Rescue workers tended to the wounded after a suicide bomber dressed as a religious Jew blew himself up aboard a bus on a busy downtown Jerusalem street during the evening rush hour.

"We see body parts being loaded onto stretchers and carried off," reported VOA reporter Larry James, who arrived at the scene only moments later. "The scene is one that has been repeated very many times in Israel. I encountered an Israeli armed patrol knocking down doors of some of the houses on the way and looking very intently as though they were checking to make sure there were no other individuals in the area who were intent on terrorist acts."

Israeli Prime Minister Ariel Sharon says his government remains committed to the peace process, but will relentlessly pursue Palestinian terrorists. And shortly after the blast, witnesses reported Israeli helicopters firing into a car in the occupied Gaza Strip. Two members of Hamas, the Palestinian group that claimed responsibility for the bus bombing, were killed in that raid along with several others. President Bush immediately condemned the violence, which came less than a week after he left the Middle East with a pledge from both Israel and the Palestinians to commit to taking the first steps in the so-called "road map" for peace.

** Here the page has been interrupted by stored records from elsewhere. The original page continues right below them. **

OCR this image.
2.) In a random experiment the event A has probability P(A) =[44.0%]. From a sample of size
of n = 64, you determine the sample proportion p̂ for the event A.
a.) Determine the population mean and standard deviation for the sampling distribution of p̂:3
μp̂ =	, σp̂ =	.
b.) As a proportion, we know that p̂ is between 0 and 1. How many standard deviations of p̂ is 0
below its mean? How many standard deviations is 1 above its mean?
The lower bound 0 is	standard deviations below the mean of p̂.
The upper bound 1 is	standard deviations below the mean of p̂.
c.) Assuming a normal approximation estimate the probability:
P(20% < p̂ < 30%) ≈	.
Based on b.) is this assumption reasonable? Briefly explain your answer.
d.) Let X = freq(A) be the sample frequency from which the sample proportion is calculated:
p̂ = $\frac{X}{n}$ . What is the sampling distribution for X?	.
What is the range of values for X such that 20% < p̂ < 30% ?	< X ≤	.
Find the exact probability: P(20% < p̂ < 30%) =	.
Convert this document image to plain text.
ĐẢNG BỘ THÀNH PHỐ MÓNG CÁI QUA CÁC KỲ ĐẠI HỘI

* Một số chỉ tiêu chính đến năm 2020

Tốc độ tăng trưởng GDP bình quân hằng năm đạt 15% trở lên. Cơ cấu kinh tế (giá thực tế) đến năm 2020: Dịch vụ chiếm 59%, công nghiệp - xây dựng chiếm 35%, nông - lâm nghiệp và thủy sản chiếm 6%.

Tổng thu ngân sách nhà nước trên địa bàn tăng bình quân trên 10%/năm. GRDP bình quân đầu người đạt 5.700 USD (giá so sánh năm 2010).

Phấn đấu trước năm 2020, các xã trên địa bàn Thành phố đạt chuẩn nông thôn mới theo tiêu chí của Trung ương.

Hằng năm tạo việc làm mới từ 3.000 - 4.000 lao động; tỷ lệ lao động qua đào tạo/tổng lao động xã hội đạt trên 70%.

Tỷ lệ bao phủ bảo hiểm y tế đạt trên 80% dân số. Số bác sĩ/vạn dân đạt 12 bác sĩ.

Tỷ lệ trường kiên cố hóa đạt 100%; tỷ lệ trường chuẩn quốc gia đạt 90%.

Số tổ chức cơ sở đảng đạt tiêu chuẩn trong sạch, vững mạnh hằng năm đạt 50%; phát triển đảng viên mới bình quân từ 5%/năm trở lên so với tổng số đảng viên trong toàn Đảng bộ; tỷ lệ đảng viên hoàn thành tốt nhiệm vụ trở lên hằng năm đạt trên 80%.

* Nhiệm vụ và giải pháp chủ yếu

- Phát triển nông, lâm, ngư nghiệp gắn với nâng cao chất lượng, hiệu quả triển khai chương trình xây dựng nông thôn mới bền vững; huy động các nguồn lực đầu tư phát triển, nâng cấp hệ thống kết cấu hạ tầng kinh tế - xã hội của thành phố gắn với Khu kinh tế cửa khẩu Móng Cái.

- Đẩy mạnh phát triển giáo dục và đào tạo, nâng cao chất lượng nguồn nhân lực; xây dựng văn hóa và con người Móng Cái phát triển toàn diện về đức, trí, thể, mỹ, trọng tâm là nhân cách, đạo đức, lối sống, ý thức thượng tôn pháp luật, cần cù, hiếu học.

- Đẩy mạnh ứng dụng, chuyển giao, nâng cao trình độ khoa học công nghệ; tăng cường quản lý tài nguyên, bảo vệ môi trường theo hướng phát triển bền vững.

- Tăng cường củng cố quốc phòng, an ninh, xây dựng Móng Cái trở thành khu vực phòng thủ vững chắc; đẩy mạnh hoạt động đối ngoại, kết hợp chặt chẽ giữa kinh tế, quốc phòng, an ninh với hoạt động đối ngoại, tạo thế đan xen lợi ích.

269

"There are people who want to kill to make sure the desires of Israel to live secure and in peace don't happen, who kill to make sure the desires of the prime minister from the Palestinian Authority and others of a peaceful state living side by side with Israel do not happen," he said.

He urged anyone with ties to Hamas to block financing to the group.

It was just a week ago that Palestinian Prime Minister Mahmoud Abbas and Israeli Prime Minister Sharon stood alongside the President in Aqaba, Jordan promising to take the first steps under the so-called "road map" that envisions a Palestinian state by 2005. Prime Minister Abbas pledged to end violence and terrorism against Israel. Israel began dismantling some clusters of Jewish settlements built on Arab land.

But just two days after that summit, Hamas, which rejects any accommodation with Israel, broke off talks with Prime Minister Abbas about ending attacks against the Jewish state. Then, four Israeli soldiers were killed in an attack by Hamas and two other Palestinian militant groups, leading to a new cycle of violence that only intensified with Wednesday's suicide bombing in Jerusalem.

Even so, Secretary of State Colin Powell is making clear the Bush administration will not be deterred from pressing ahead with the peace process. "We once again are committed to moving forward along the path laid out at Aqaba," he said.

But the question now is whether Wednesday's violence will scuttle the tentative steps toward peace that Israel and the Palestinians took last week and whether U.S. pressure can keep both sides from drifting off the road map to peace.